If you’ve got your Niter Kibbeh all ready to go, what you need now is your spice blend. You can buy Berbere already made at Ethiopian groceries, as either a dry spice blend or a paste. Or you can make your own and make your kitchen smell divine.
The Niter Kibbeh is a spiced oil, but not spicy. So it’s great for making the milder stews, the allecha dishes. But this Berbere Paste is totally necessary if you want a spicy stew, called a w’et. Part of the joy of Ethiopian food is having a plate with both mild allecha stews and hot & spicy w’et stews.

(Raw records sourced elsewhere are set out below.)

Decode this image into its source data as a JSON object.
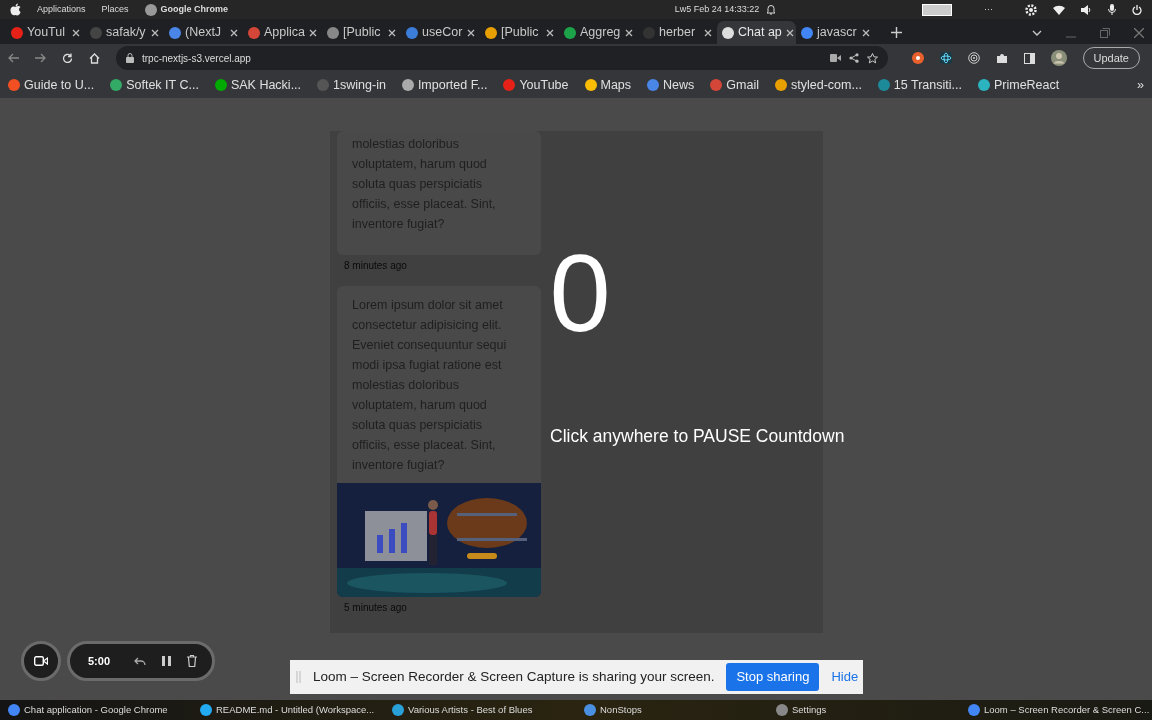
{
  "top_bar": {
    "menus": [
      "Applications",
      "Places"
    ],
    "app": "Google Chrome",
    "clock": "Lw5 Feb 24  14:33:22",
    "overflow": "···"
  },
  "tabs": [
    {
      "title": "YouTul",
      "selected": false
    },
    {
      "title": "safak/y",
      "selected": false
    },
    {
      "title": "(NextJ",
      "selected": false
    },
    {
      "title": "Applica",
      "selected": false
    },
    {
      "title": "[Public",
      "selected": false
    },
    {
      "title": "useCor",
      "selected": false
    },
    {
      "title": "[Public",
      "selected": false
    },
    {
      "title": "Aggreg",
      "selected": false
    },
    {
      "title": "herber",
      "selected": false
    },
    {
      "title": "Chat ap",
      "selected": true
    },
    {
      "title": "javascr",
      "selected": false
    }
  ],
  "toolbar": {
    "url": "trpc-nextjs-s3.vercel.app",
    "update_button": "Update"
  },
  "bookmarks": [
    "Guide to U...",
    "Softek IT C...",
    "SAK Hacki...",
    "1swing-in",
    "Imported F...",
    "YouTube",
    "Maps",
    "News",
    "Gmail",
    "styled-com...",
    "15 Transiti...",
    "PrimeReact"
  ],
  "bookmarks_more": "»",
  "messages": [
    {
      "text": "molestias doloribus voluptatem, harum quod soluta quas perspiciatis officiis, esse placeat. Sint, inventore fugiat?",
      "time": "8 minutes ago"
    },
    {
      "text": "Lorem ipsum dolor sit amet consectetur adipisicing elit. Eveniet consequuntur sequi modi ipsa fugiat ratione est molestias doloribus voluptatem, harum quod soluta quas perspiciatis officiis, esse placeat. Sint, inventore fugiat?",
      "time": "5 minutes ago"
    }
  ],
  "countdown": {
    "number": "0",
    "hint": "Click anywhere to PAUSE Countdown"
  },
  "recorder": {
    "timer": "5:00"
  },
  "share_bar": {
    "message": "Loom – Screen Recorder & Screen Capture is sharing your screen.",
    "stop_button": "Stop sharing",
    "hide_link": "Hide"
  },
  "taskbar": [
    "Chat application - Google Chrome",
    "README.md - Untitled (Workspace...",
    "Various Artists - Best of Blues",
    "NonStops",
    "Settings",
    "Loom – Screen Recorder & Screen C..."
  ]
}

I can see myself using this spice paste in all sorts of other recipes: grain & veggie bowls, soups, stirfries, and anywhere I need a little zip. I think I’m going to have to make sure I have a batch on hand at all times. Because then I can have almost-instant Ethiopian food — just add your lentils or veggies, an onion, some garlic, and your niter kibbeh, and you have a tasty w’et (spicy stew).
The spicy heat comes from one of my favourites: cayenne. And whenever you put paprika and cayenne together, my tastebuds are gloriously happy.
In fact, the berbere paste was so darn tasty that I decided to serve a little blob of it with my Ethiopian dinner platter. And both of us needed seconds. We used it as a condiment to spice up the other dishes — dipping a piece of the injera into it before using the injera to scoop up the stews. But tread carefully — all that cayenne makes it quite hot! And like me, you may well find yourself with a new hot sauce addiction!
Please note, Kittee has asked me to remove my adaptations of her recipes from my blog, and I am respectfully doing so. I adapted her berbere paste (hot spice blend) from Papa Tofu Loves Ethiopian Food.